A proposal to set up a state-run company to manage the S.C. Retirement System’s private equity – the first of its kind in the nation – is off the table, the state’s chief investment officer told a panel Wednesday.
The entity, dubbed NewCo for “New Company,” didn’t get the necessary buy-in needed, Retirement System Investment Commission Chief Executive Robert Borden told the Special Subcommittee on Retirement System Investment during a meeting in Columbia.
“Part of the risk involved was political risk and it became clear that the input we were receiving about NewCo was mixed,” he said after the two-hour subcommittee meeting.
“Anytime you start up something new, there are going to be bumps in the road and we needed to know that the first time there was a problem, people weren’t going to be pointing fingers, saying ‘I told you this wasn’t a good idea,’” he added.
The idea behind NewCo was to hire Wall Street-savvy individuals to operate out of Charleston and invest a substantial portion of the Retirement System’s holdings – as much as $9 billion – thereby reducing substantially what the system was paying out in fees and other costs that outside managers charged.
That’s no small consideration given that the state Retirement System is underfunded by a projected $12 billion to $53 billion.
But with NewCo dead, Borden said he’ll push for the Investment Commission to ramp up internally, so it can take on more investing duties itself.
Borden would like to add at least 20 employees to the Investment Commission and triple the agency’s budget, which has been stagnant for the past three years.
“Our goal with NewCo was to have the cake, the icing and the cherry on top,” he told the subcommittee. “But I think with this scaled back plan we can still have the cake and some of the icing.”
The commission oversees the retirement system’s investment portfolio, which totals more than $24 billion, money from some 521,000 current or future state and local government retirees.
Sen. Phil Leventis, D-Sumter, one of three subcommittee members along with Sen. Greg Ryberg, R-Aiken, and Sen. Wes Hayes, R-York, said the new plan will require examination, but believes it’s a step in the right direction.
“What (Borden) is trying to do is save the state about half a million dollars a day in fees, so it certainly seems like something that makes sense,” he said.

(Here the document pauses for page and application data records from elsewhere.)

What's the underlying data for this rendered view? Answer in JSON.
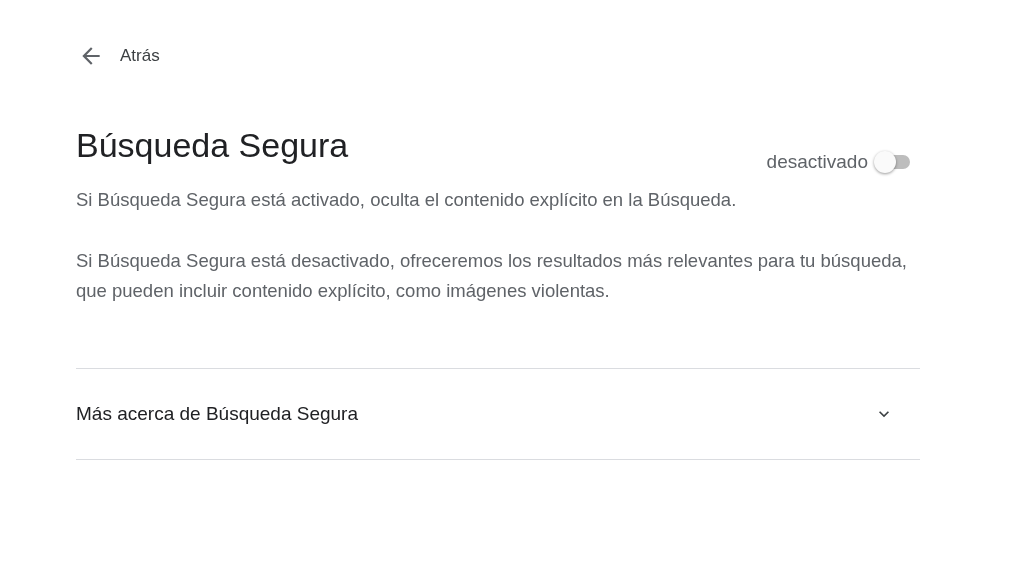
{
  "back": {
    "label": "Atrás"
  },
  "title": "Búsqueda Segura",
  "toggle": {
    "label": "desactivado",
    "on": false
  },
  "paragraphs": [
    "Si Búsqueda Segura está activado, oculta el contenido explícito en la Búsqueda.",
    "Si Búsqueda Segura está desactivado, ofreceremos los resultados más relevantes para tu búsqueda, que pueden incluir contenido explícito, como imágenes violentas."
  ],
  "expander": {
    "label": "Más acerca de Búsqueda Segura",
    "expanded": false
  }
}
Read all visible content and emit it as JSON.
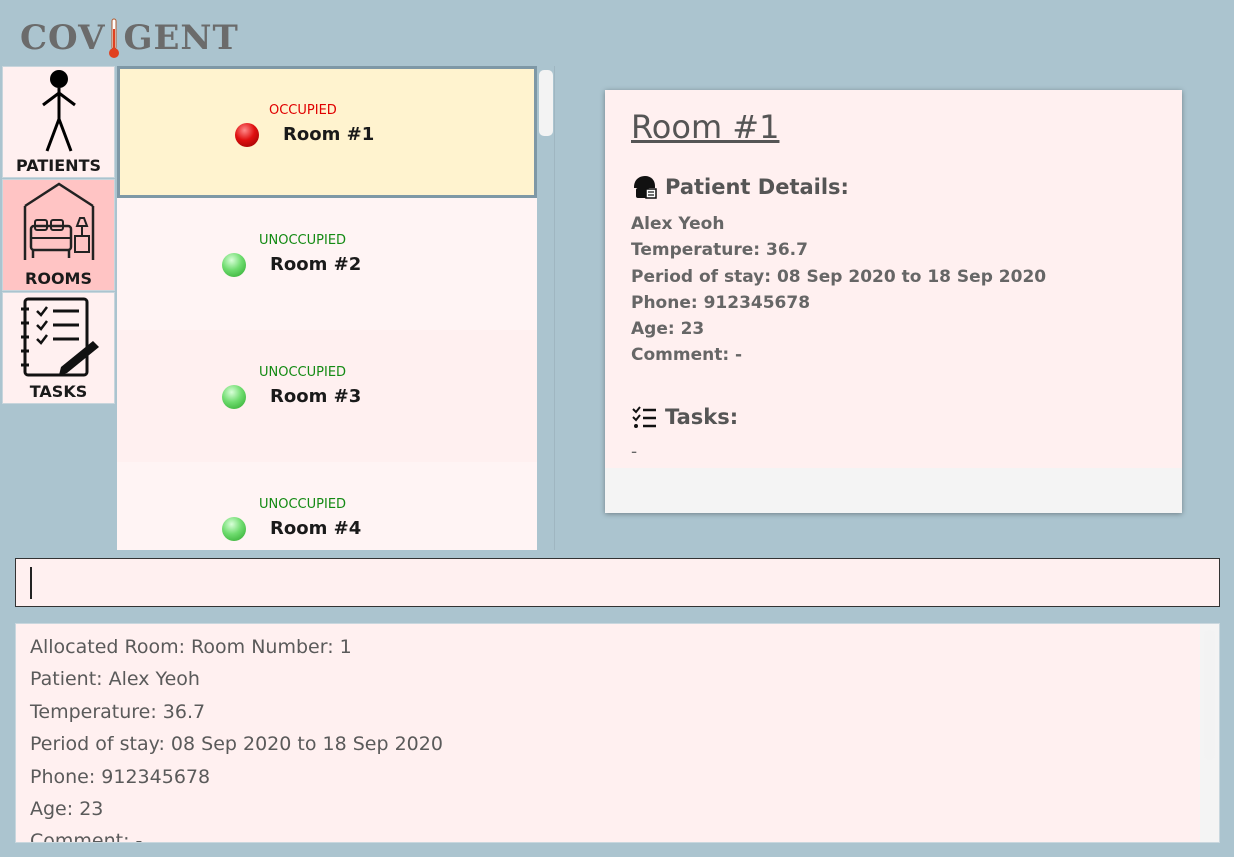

The NewCo plan all but appeared out of nowhere six weeks ago, when Retirement System commission members voted unanimously on Sept. 23 to proceed with it. In so doing, the commission authorized $15 million in start-up costs for its would-be venture.
But a week later, the Budget and Control Board asked for more analysis before moving forward.
As The Nerve previously reported, the plan received considerable criticism because of the secrecy that shrouded the proposal. Among issues raised was the fact that state taxpayers could have been left holding the bag if the plan had gone awry.
The main drawback between starting a private company to invest state money and doing it within the confines of the Investment Commission is that the latter won’t be able to pay the high salaries necessary to lure top Wall Street talent, Borden said.
“The only way to get the top talent is to pay and pay big,” he said, adding that the Investment Commission will still be able to get good people, but they will likely have less experience or not quite as good a track record as the top performers.
The subcommittee asked Borden to submit a plan regarding a redesigned Investment Commission in time for them to review on Nov. 15.
That would be just before the Retirement System Investment Commission’s final meeting of the year, a two-day retreat scheduled for Nov. 17-18 at the Wampee Conference Center on Lake Moultrie.